How to show Warsaw circle is non-contractible?
The Warsaw circle is defined as a subset of $\mathbb{R}^2$: $$\left\{\left(x,\sin\frac{1}{x}\right): x\in\left(0,\frac{1}{2\pi}\right]\right\}\cup\left\{(0,y):-1\leq y\leq1\right\}\cup C\;,$$ where $C$ is the image of a curve connecting the other two pieces.
A map from Warsaw circle to a single point space seems to be a well-known example showing weak homotopy equivalence is indeed weaker than homotopy equivalence. I am trying to see why the Warsaw circle is non-contractible. It seems intuitively reasonable since two 'ends' of it are connected in some sense, but I failed to give a proof. Any hint would be appreciated. Thank you very much.
Let $W$ denote the Warsaw circle. By collapsing the interval piece down to a point, the quotient space is homeomorophic to $S^1$. This gives a map $f:W\rightarrow W/{\sim} \cong S^1$.
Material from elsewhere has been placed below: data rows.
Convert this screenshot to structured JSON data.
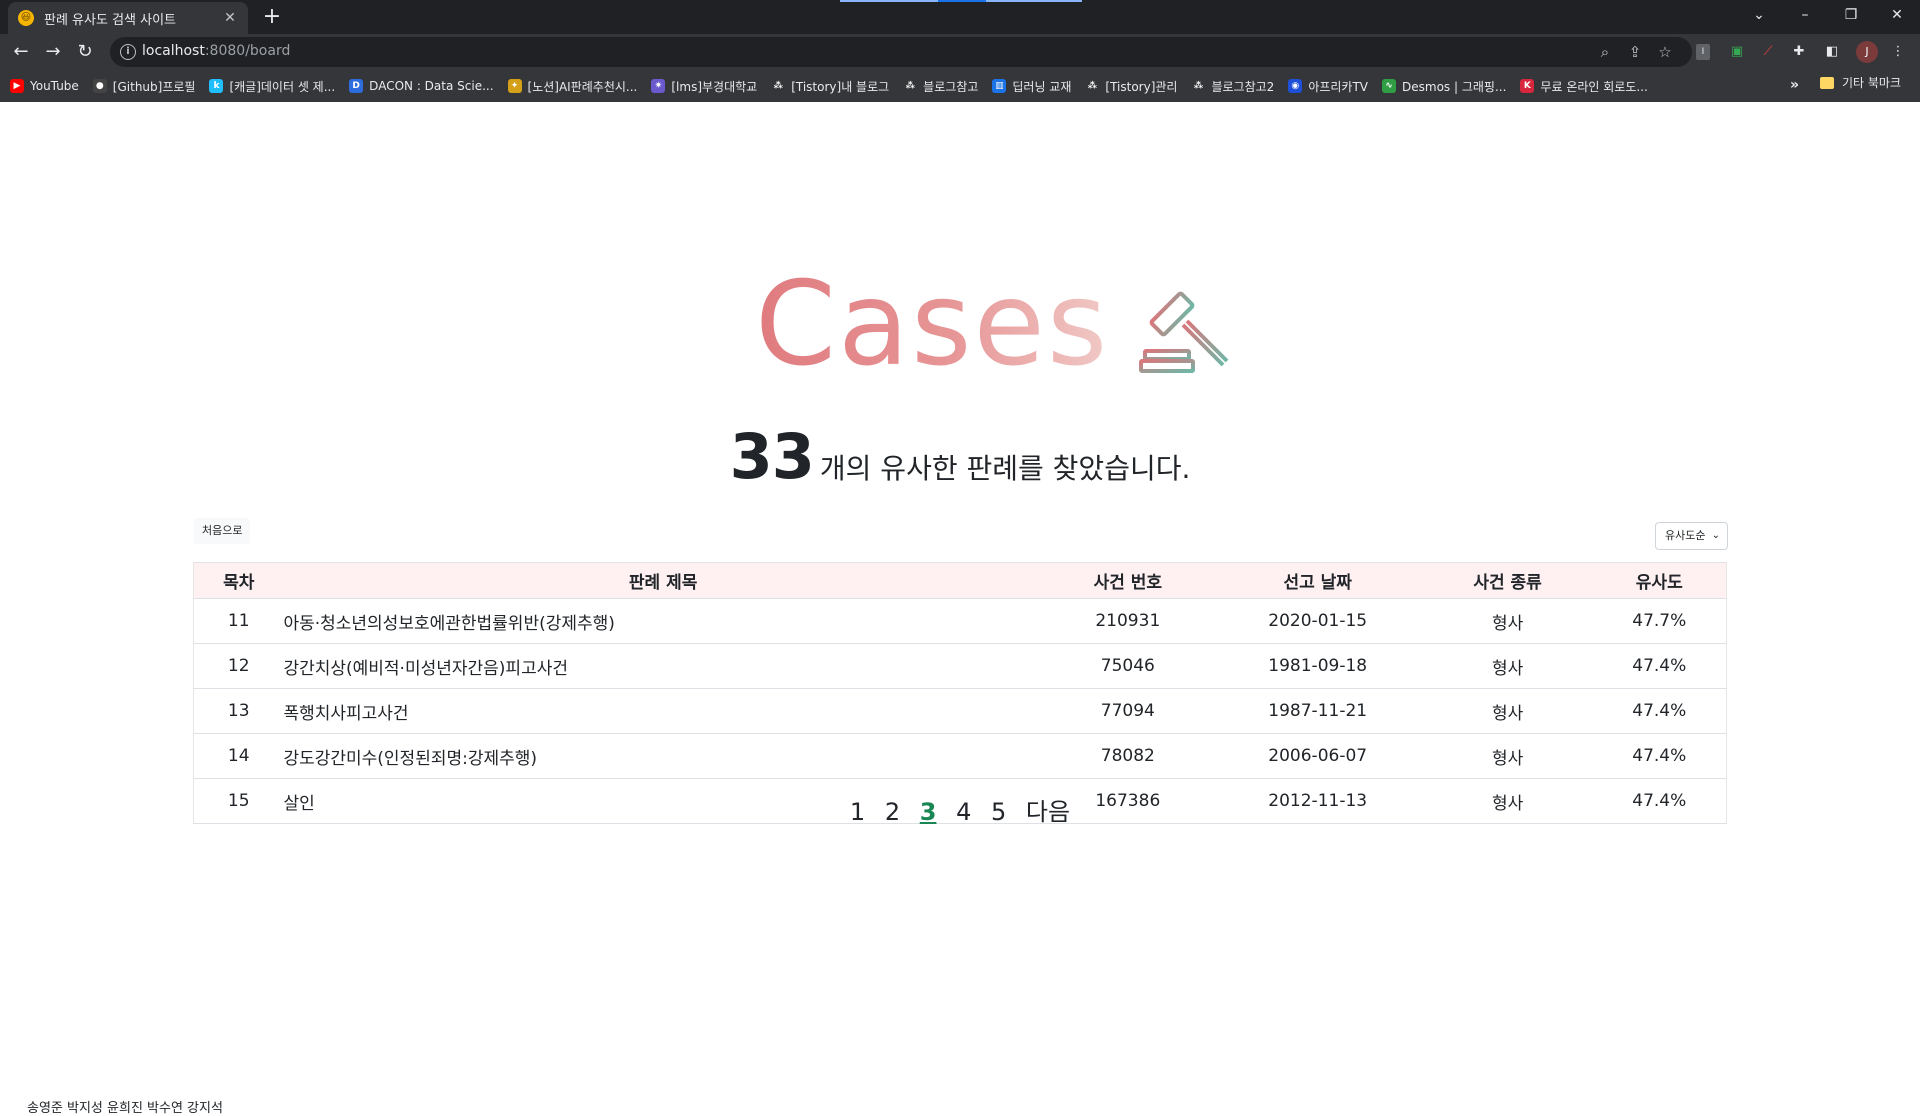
{
  "browser": {
    "tab_title": "판례 유사도 검색 사이트",
    "tab_favicon": "😃",
    "url_host": "localhost",
    "url_rest": ":8080/board",
    "bookmarks": [
      {
        "icon": "youtube-icon",
        "color": "#ff0000",
        "glyph": "▶",
        "label": "YouTube"
      },
      {
        "icon": "github-icon",
        "color": "#444444",
        "glyph": "●",
        "label": "[Github]프로필"
      },
      {
        "icon": "kaggle-icon",
        "color": "#20beff",
        "glyph": "k",
        "label": "[캐글]데이터 셋 제..."
      },
      {
        "icon": "dacon-icon",
        "color": "#2d6cdf",
        "glyph": "D",
        "label": "DACON : Data Scie..."
      },
      {
        "icon": "bulb-icon",
        "color": "#d4a017",
        "glyph": "✦",
        "label": "[노션]AI판례추천시..."
      },
      {
        "icon": "lms-icon",
        "color": "#6a5acd",
        "glyph": "✷",
        "label": "[lms]부경대학교"
      },
      {
        "icon": "tistory-icon",
        "color": "#35363a",
        "glyph": "⁂",
        "label": "[Tistory]내 블로그"
      },
      {
        "icon": "tistory-icon",
        "color": "#35363a",
        "glyph": "⁂",
        "label": "블로그참고"
      },
      {
        "icon": "book-icon",
        "color": "#1a73e8",
        "glyph": "▥",
        "label": "딥러닝 교재"
      },
      {
        "icon": "tistory-icon",
        "color": "#35363a",
        "glyph": "⁂",
        "label": "[Tistory]관리"
      },
      {
        "icon": "tistory-icon",
        "color": "#35363a",
        "glyph": "⁂",
        "label": "블로그참고2"
      },
      {
        "icon": "afreeca-icon",
        "color": "#1e4fd8",
        "glyph": "◉",
        "label": "아프리카TV"
      },
      {
        "icon": "desmos-icon",
        "color": "#2f9e44",
        "glyph": "∿",
        "label": "Desmos | 그래핑..."
      },
      {
        "icon": "k-icon",
        "color": "#d7263d",
        "glyph": "K",
        "label": "무료 온라인 회로도..."
      }
    ],
    "more_bookmarks": "»",
    "other_bookmarks": "기타 북마크"
  },
  "page": {
    "logo_text": "Cases",
    "result_count": "33",
    "result_suffix": "개의 유사한 판례를 찾았습니다.",
    "home_button": "처음으로",
    "sort_label": "유사도순",
    "table": {
      "headers": [
        "목차",
        "판례 제목",
        "사건 번호",
        "선고 날짜",
        "사건 종류",
        "유사도"
      ],
      "rows": [
        [
          "11",
          "아동·청소년의성보호에관한법률위반(강제추행)",
          "210931",
          "2020-01-15",
          "형사",
          "47.7%"
        ],
        [
          "12",
          "강간치상(예비적·미성년자간음)피고사건",
          "75046",
          "1981-09-18",
          "형사",
          "47.4%"
        ],
        [
          "13",
          "폭행치사피고사건",
          "77094",
          "1987-11-21",
          "형사",
          "47.4%"
        ],
        [
          "14",
          "강도강간미수(인정된죄명:강제추행)",
          "78082",
          "2006-06-07",
          "형사",
          "47.4%"
        ],
        [
          "15",
          "살인",
          "167386",
          "2012-11-13",
          "형사",
          "47.4%"
        ]
      ]
    },
    "pagination": [
      "1",
      "2",
      "3",
      "4",
      "5",
      "다음"
    ],
    "current_page": "3",
    "footer": "송영준 박지성 윤희진 박수연 강지석"
  }
}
I claim this map is not null homotopic. Believing this for a second, note that for any contractible space $X$ any continuous $f:X\rightarrow Y$ is null homotopic, so this will show that $W$ is not contractible.
So, assume $f$ is null homotopic. Then we can lift it to get a map $\hat{f}:W\rightarrow \mathbb{R}$. Now, $f$ is $1-1$, except on the interval piece. This implies the lift is $1-1$, except, perhaps, on the interval piece. But since the interval piece is connected and it must map into the fiber $\mathbb{Z}$ of the map $\mathbb{R}\rightarrow S^1$, this implies that $\hat{f}$ is 1-1, except that it collapses the interval to a point.
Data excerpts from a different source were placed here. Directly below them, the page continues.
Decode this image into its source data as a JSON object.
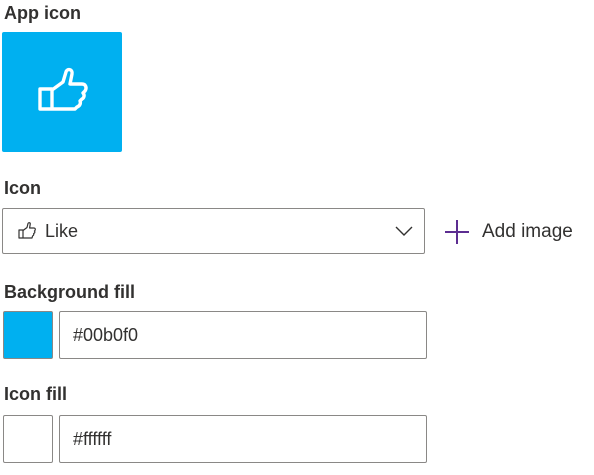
{
  "app_icon": {
    "label": "App icon",
    "icon_name": "thumbs-up-icon",
    "tile_color": "#00b0f0",
    "icon_color": "#ffffff"
  },
  "icon": {
    "label": "Icon",
    "selected_value": "Like",
    "selected_icon": "thumbs-up-icon",
    "add_image_label": "Add image",
    "add_icon_color": "#5c2d91"
  },
  "background_fill": {
    "label": "Background fill",
    "value": "#00b0f0",
    "swatch_color": "#00b0f0"
  },
  "icon_fill": {
    "label": "Icon fill",
    "value": "#ffffff",
    "swatch_color": "#ffffff"
  }
}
Said another way, $\hat{f}$ descends to an injective map on $W/{\sim}$. Since $W/{\sim}$ is homeomorphic to $S^1$, $\hat{f}$ gives an injective map from $S^1$ to $\mathbb{R}$. But using the intermediate value theorem twice, it's easy to see that there is no injective continuous map from $S^1$ to $\mathbb{R}$.
Its Cech cohomology is equal to $\mathbb Z$ in degree $1$. You can either check this directly, or you could apply Alexander Duality (which relates the reduced Cech cohomology with the reduced homology of the complement.) In this case, since the complement has two path components, the Cech cohomology of the Warsaw circle must be $\mathbb Z$ in degree 1.